100000 loops, best of 3: 8.11 µs per loop

Generator


In [3]:
def generator_func():
    i = 0
    while i < 1000:
        i += 1
        yield i

%timeit sum(generator_func())


10000 loops, best of 3: 108 µs per loop

So while this is ten times slower, we can still manage about 10M iterations per second (similar to the number of function calls we can manage). Under the hood CPython keeps the frame object and reuses it when entering the function again, but a new C stack frame is pushed each time.

What about nesting generators?


In [4]:
def generator_wrapper(inner_iterator):
    yield from inner_iterator

%timeit sum(generator_wrapper(generator_wrapper(generator_func())))


10000 loops, best of 3: 177 µs per loop

So while nesting added some overhead, the effect is not dramatic (we still manage about five million iterations per second).
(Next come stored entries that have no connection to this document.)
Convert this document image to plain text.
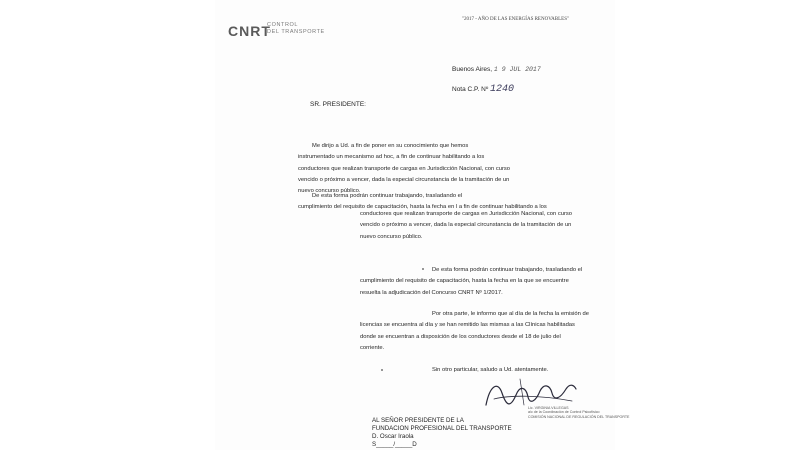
CNRT
CONTROL
DEL TRANSPORTE
"2017 - AÑO DE LAS ENERGÍAS RENOVABLES"
Buenos Aires, 1 9 JUL 2017
Nota C.P. Nº 1240
SR. PRESIDENTE:
Me dirijo a Ud. a fin de poner en su conocimiento que hemos
instrumentado un mecanismo ad hoc, a fin de continuar habilitando a los
conductores que realizan transporte de cargas en Jurisdicción Nacional, con curso
vencido o próximo a vencer, dada la especial circunstancia de la tramitación de un
nuevo concurso público.
De esta forma podrán continuar trabajando, trasladando el
cumplimiento del requisito de capacitación, hasta la fecha en l a fin de continuar habilitando a los
conductores que realizan transporte de cargas en Jurisdicción Nacional, con curso
vencido o próximo a vencer, dada la especial circunstancia de la tramitación de un
nuevo concurso público.
De esta forma podrán continuar trabajando, trasladando el
cumplimiento del requisito de capacitación, hasta la fecha en la que se encuentre
resuelta la adjudicación del Concurso CNRT Nº 1/2017.
Por otra parte, le informo que al día de la fecha la emisión de
licencias se encuentra al día y se han remitido las mismas a las Clínicas habilitadas
donde se encuentran a disposición de los conductores desde el 18 de julio del
corriente.
Sin otro particular, saludo a Ud. atentamente.
Lic. VIRGINIA VILLEGAS
a/c de la Coordinación de Control Psicofísico
COMISIÓN NACIONAL DE REGULACIÓN DEL TRANSPORTE
AL SEÑOR PRESIDENTE DE LA
FUNDACION PROFESIONAL DEL TRANSPORTE
D. Oscar Iraola
S_____/_____D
Plain function calls in a generator


In [5]:
def test_func(i):
    return i + 1;

def generator_calling_func():
    i = 0
    while i < 1000:
        i = test_func(i)
        yield i
        
%timeit sum(generator_calling_func())


10000 loops, best of 3: 184 µs per loop

asyncio overhead

The cost of switching to another thread is hard to estimate, but a rough estimate might be $30 \mu s$. If entering a generator takes $100ns$ then this should be enough for 300 such enterings in the same amount of time.


In [6]:
import asyncio
loop = asyncio.get_event_loop()

In [7]:
async def counter():
    sum = 0
    i = 0
    while i < 1000:
        i = await get_next(i)
        sum += i
    return sum

async def get_next(i):
    return i + 1
    
%timeit loop.run_until_complete(counter())


1000 loops, best of 3: 468 µs per loop

So each iteration takes about $500ns$, and the event loop could perform about 2 million iterations per second.